An effective onboarding process sets employees up for success in their new roles, helping you retain them for the long term. A smooth onboarding process also reduces errors caused by confusion during onboarding, saving both parties money in terms of costs associated with unnecessary mistakes made due to lack of clarity.

Onboarding starts by reviewing and signing off on the company’s employment policies with new hires, whether that is done during orientation or separately.

Your company should also provide employees with an employee handbook outlining its policies and procedures, the W-9 form for contractual workers and an emergency contact sheet as important documents. Depending on their benefits package, employees may also need a list of what benefits are available before filling out a form with which benefits they’d like to avail themselves of.

Performance evaluations

Evaluation employee performance can be intimidating for small business owners, but with proper implementation it can help increase productivity and morale at your organization. A sound performance evaluation process also provides fair compensation packages; and provides you with an opportunity to identify areas for individual employee improvement as well as set future goals.

Your employee performance evaluation process can take many forms and criteria. A standard rubric may help, but remember to also take account of each employee’s unique strengths and weaknesses when conducting assessments. Seeking advice from other businesses regarding the most efficient performance review procedures may also prove helpful.

Your business should conduct more frequent performance reviews in addition to its annual evaluation, in order to address issues quickly and improve overall quality of work, employee satisfaction, and retention.

To optimize the effectiveness of your performance review process, it’s essential that employees know exactly what to expect. Supervisors should also be honest and forthright in their assessments; if necessary, consult a professional employer organization (PEO).


All businesses must hire and fire employees at some point, whether due to poor performance or during economic downturns when business may decline and it becomes necessary to lay off employees. Either way, it’s essential that when terminating employees they adhere to an agreed upon set of procedures; this will protect both the company from legal problems as well as any negative publicity and protect itself from public relations disaster.

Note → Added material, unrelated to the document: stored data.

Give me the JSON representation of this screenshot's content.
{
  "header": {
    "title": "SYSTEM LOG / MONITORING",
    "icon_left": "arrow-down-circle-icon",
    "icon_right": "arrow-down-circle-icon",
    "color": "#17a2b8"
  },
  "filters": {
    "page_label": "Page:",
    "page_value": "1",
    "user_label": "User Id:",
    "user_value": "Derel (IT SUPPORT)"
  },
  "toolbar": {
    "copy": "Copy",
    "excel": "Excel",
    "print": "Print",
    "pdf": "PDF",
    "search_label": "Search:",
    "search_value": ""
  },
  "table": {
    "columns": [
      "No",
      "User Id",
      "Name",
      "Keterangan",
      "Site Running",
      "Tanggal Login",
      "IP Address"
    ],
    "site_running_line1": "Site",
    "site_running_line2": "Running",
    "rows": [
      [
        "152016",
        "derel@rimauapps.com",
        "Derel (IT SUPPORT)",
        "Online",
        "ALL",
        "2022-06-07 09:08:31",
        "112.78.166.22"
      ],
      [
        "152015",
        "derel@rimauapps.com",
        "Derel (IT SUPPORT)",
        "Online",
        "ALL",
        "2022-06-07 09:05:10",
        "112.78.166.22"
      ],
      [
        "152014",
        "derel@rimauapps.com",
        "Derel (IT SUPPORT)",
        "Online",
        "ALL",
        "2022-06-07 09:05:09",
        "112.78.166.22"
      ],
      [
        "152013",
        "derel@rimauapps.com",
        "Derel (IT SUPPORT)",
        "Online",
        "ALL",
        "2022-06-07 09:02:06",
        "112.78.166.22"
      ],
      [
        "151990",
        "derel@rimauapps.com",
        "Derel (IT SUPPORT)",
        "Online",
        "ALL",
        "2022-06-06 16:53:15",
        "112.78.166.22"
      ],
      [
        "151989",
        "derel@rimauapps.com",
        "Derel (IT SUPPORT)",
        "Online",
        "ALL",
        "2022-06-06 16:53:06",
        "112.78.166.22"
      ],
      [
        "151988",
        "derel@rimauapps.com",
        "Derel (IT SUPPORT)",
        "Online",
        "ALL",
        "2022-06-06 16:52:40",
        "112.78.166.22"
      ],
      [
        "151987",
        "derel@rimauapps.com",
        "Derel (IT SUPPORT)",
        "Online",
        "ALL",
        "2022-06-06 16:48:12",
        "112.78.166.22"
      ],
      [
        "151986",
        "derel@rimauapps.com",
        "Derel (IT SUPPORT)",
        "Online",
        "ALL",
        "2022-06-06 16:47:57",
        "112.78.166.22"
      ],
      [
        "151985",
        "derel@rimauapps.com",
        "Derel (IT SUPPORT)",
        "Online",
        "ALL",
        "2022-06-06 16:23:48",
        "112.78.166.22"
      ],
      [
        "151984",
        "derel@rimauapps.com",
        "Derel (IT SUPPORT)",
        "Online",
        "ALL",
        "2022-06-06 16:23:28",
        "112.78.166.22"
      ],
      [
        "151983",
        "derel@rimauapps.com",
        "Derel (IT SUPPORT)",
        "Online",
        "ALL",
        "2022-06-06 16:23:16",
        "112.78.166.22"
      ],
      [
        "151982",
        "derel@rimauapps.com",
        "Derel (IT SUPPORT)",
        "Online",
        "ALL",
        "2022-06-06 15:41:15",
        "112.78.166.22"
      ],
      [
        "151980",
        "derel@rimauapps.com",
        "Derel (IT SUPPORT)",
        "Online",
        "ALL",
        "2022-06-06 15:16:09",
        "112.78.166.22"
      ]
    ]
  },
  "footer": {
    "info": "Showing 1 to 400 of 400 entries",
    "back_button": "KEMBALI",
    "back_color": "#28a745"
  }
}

Establishing HR policies may seem cumbersome and time consuming for small businesses with low employee turnover, but taking the time to develop these procedures and policies will save your company from future headaches. From lawsuits related to unfair termination or accidental breaches of confidential data to employee issues such as sexual harassment claims or workplace injuries, an effective HR policy will protect against potential liability issues.

Terminated employees should be informed in a private meeting with either their HR manager, company owner, or another member of senior management. Preferably this meeting should occur face-to-face and in an environment without distractions; having witnesses such as company lawyers or supervisors present may also help. Once termination has taken place, any necessary paperwork as well as their final paycheck (depending on state laws) should be given immediately or provided later that business day or pay period.